Veröffentlicht am: 18. April 2023

„Schön, dass Du da bist.“ Junge Leute ins Leben einladen

Schön, dass Du da bist, so lautet die einladende Botschaft am Eingang des Don-Bosco-Club in Köln-Mülheim, einem Quartier in dem viele sozial benachteiligte Menschen aus 97 Nationen leben. Der Club ist nunmehr seit 50 Jahren ein Stück Heimat für viele Kinder und Jugendliche. Mehr als 25 Jahre zähle ich zum pädagogischen Team. Dieses stellt sich, unterstützt von etlichen Ehrenamtlichen, einem Pater und einem Bruder der Salesianer, mit Freude Tag für Tag den spannenden Herausforderungen. Bei uns erhalten junge Menschen eine intensive Betreuung im Geiste Don Boscos, und in ihrer Freizeit wertvollen Erfahrungs-, Begegnungs-, Spiel- und Experimentierraum. Daneben bietet der Club regelmäßige Mittagsmahlzeiten. Denn leider gibt es heute immer mehr Kinder und Jugendliche, für die das nicht mehr selbstverständlich ist. Haben Kinder in der Schule Schwierigkeiten, so löst unsere Hausaufgabenhilfe viele Probleme mit einer individuellen Förderung. Zahlreiche Familien in Köln-Mülheim - insbesondere solche mit Migrationshintergrund - sind nicht in der Lage, ihre Kinder entsprechend zu fördern. Im Sommer stehen die schon zur Tradition gewordenen Ferienfreizeiten auf dem Programm (Ostsee, Bayrischer Wald, Spreewald...). Für viele ist es der erste Urlaub in ihrem Leben überhaupt.
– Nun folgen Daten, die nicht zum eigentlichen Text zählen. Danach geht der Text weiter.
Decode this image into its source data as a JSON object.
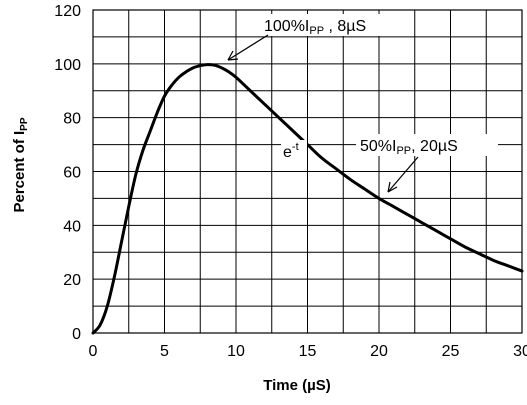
{
  "chart_data": {
    "type": "line",
    "xlabel": "Time (µS)",
    "ylabel_main": "Percent of I",
    "ylabel_sub": "PP",
    "xlim": [
      0,
      30
    ],
    "ylim": [
      0,
      120
    ],
    "x_ticks": [
      "0",
      "5",
      "10",
      "15",
      "20",
      "25",
      "30"
    ],
    "y_ticks": [
      "0",
      "20",
      "40",
      "60",
      "80",
      "100",
      "120"
    ],
    "grid": true,
    "series": [
      {
        "x": [
          0,
          0.5,
          1,
          1.5,
          2,
          2.5,
          3,
          3.5,
          4,
          4.5,
          5,
          5.5,
          6,
          6.5,
          7,
          7.5,
          8,
          8.5,
          9,
          9.5,
          10,
          11,
          12,
          13,
          14,
          15,
          16,
          17,
          18,
          19,
          20,
          21,
          22,
          23,
          24,
          25,
          26,
          27,
          28,
          29,
          30
        ],
        "y": [
          0,
          3,
          10,
          21,
          34,
          47,
          59,
          68,
          75,
          82,
          88,
          92,
          95,
          97,
          98.5,
          99.3,
          99.7,
          99.5,
          98.5,
          97,
          95,
          90,
          85,
          80,
          75,
          70,
          65,
          61,
          57,
          53.5,
          50,
          47,
          44,
          41,
          38,
          35,
          32,
          29.5,
          27,
          25,
          23
        ]
      }
    ],
    "annotations": [
      {
        "main": "100%I",
        "sub": "PP",
        "tail": " , 8µS",
        "x": 8,
        "y": 100
      },
      {
        "main": "50%I",
        "sub": "PP",
        "tail": ", 20µS",
        "x": 20,
        "y": 50
      },
      {
        "main": "e",
        "sup": "-t",
        "x": 14,
        "y": 74
      }
    ]
  }
}
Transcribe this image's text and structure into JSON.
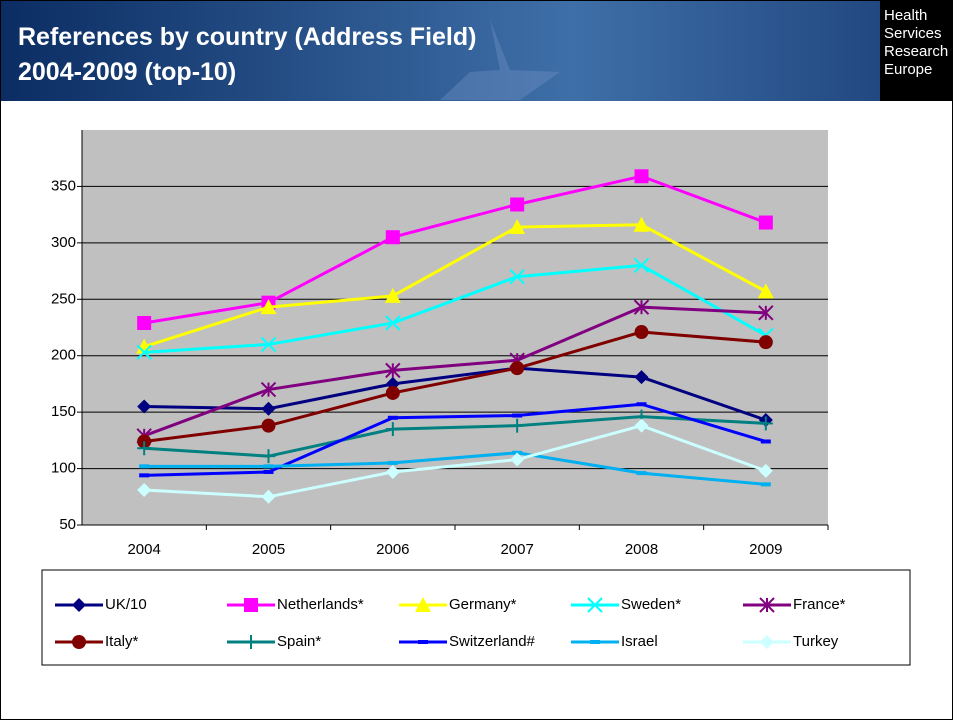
{
  "logo_text": [
    "Health",
    "Services",
    "Research",
    "Europe"
  ],
  "chart_data": {
    "type": "line",
    "title": [
      "References by country (Address Field)",
      "2004-2009 (top-10)"
    ],
    "categories": [
      "2004",
      "2005",
      "2006",
      "2007",
      "2008",
      "2009"
    ],
    "ylim": [
      50,
      400
    ],
    "yticks": [
      50,
      100,
      150,
      200,
      250,
      300,
      350
    ],
    "grid": true,
    "series": [
      {
        "name": "UK/10",
        "color": "#000080",
        "marker": "diamond",
        "values": [
          155,
          153,
          175,
          189,
          181,
          143
        ]
      },
      {
        "name": "Netherlands*",
        "color": "#ff00ff",
        "marker": "square",
        "values": [
          229,
          247,
          305,
          334,
          359,
          318
        ]
      },
      {
        "name": "Germany*",
        "color": "#ffff00",
        "marker": "triangle",
        "values": [
          208,
          243,
          253,
          314,
          316,
          257
        ]
      },
      {
        "name": "Sweden*",
        "color": "#00ffff",
        "marker": "x",
        "values": [
          203,
          210,
          229,
          270,
          280,
          218
        ]
      },
      {
        "name": "France*",
        "color": "#800080",
        "marker": "star",
        "values": [
          129,
          170,
          187,
          196,
          243,
          238
        ]
      },
      {
        "name": "Italy*",
        "color": "#800000",
        "marker": "circle",
        "values": [
          124,
          138,
          167,
          189,
          221,
          212
        ]
      },
      {
        "name": "Spain*",
        "color": "#008080",
        "marker": "plus",
        "values": [
          118,
          111,
          135,
          138,
          146,
          140
        ]
      },
      {
        "name": "Switzerland#",
        "color": "#0000ff",
        "marker": "dash",
        "values": [
          94,
          97,
          145,
          147,
          157,
          124
        ]
      },
      {
        "name": "Israel",
        "color": "#00b0f0",
        "marker": "dash",
        "values": [
          102,
          102,
          105,
          114,
          96,
          86
        ]
      },
      {
        "name": "Turkey",
        "color": "#ccffff",
        "marker": "diamond",
        "values": [
          81,
          75,
          97,
          108,
          138,
          98
        ]
      }
    ]
  }
}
Unser großes 1800 qm umfassendes Gebäude mit riesiger Freifläche (3500 qm) wird als Sozialraum-Immobilie im Viertel genutzt. Es bietet über drei Etagen Platz für verschiedenste Aktivitäten: Folkloretanz für junge Bulgaren oder Beratung von Menschen aus Rumänien und Bulgarien. Seit mehr als zwei Jahren ist das 24/7-Projekt WORK4YOU in die erste Etage eingezogen. Das bundesweite Pilotprojekt kümmert sich rund um die Uhr um junge Menschen im Alter zwischen 15 und 25 Jahren. Diese Jugendlichen, die auf dem Standstreifen unserer Gesellschaft ausgebremst wurden, ziehen sich zurück, haben kaum Selbstwertgefühle. Sie werden durch die bisherigen sozialen Unterstützungsleistungen unserer Gesellschaft nur schwer oder gar nicht erreicht und leben außerhalb der Erwerbs-, Bildungs- und Sozialsysteme. In der Startphase erhielten wir wertvolle Anregungen von den Kollegen der Manege in Berlin, die als Paten dieses Pilotprojekt zusammen mit der Politik ins Leben gerufen haben. Ein weiteres Pilotprojekt läuft bei Don Bosco Nürnberg.
Mit unserem Team aus Sozialpädagogen, Erziehern, Anleitern und einem Psychologen laden wir die jungen Menschen ins Leben ein, versuchen ihnen im Sinne Don Boscos Mut zu machen, sich ihrer Fähigkeiten bewusst zu werden und ihnen ein Selbstwertgefühl zu ermöglichen.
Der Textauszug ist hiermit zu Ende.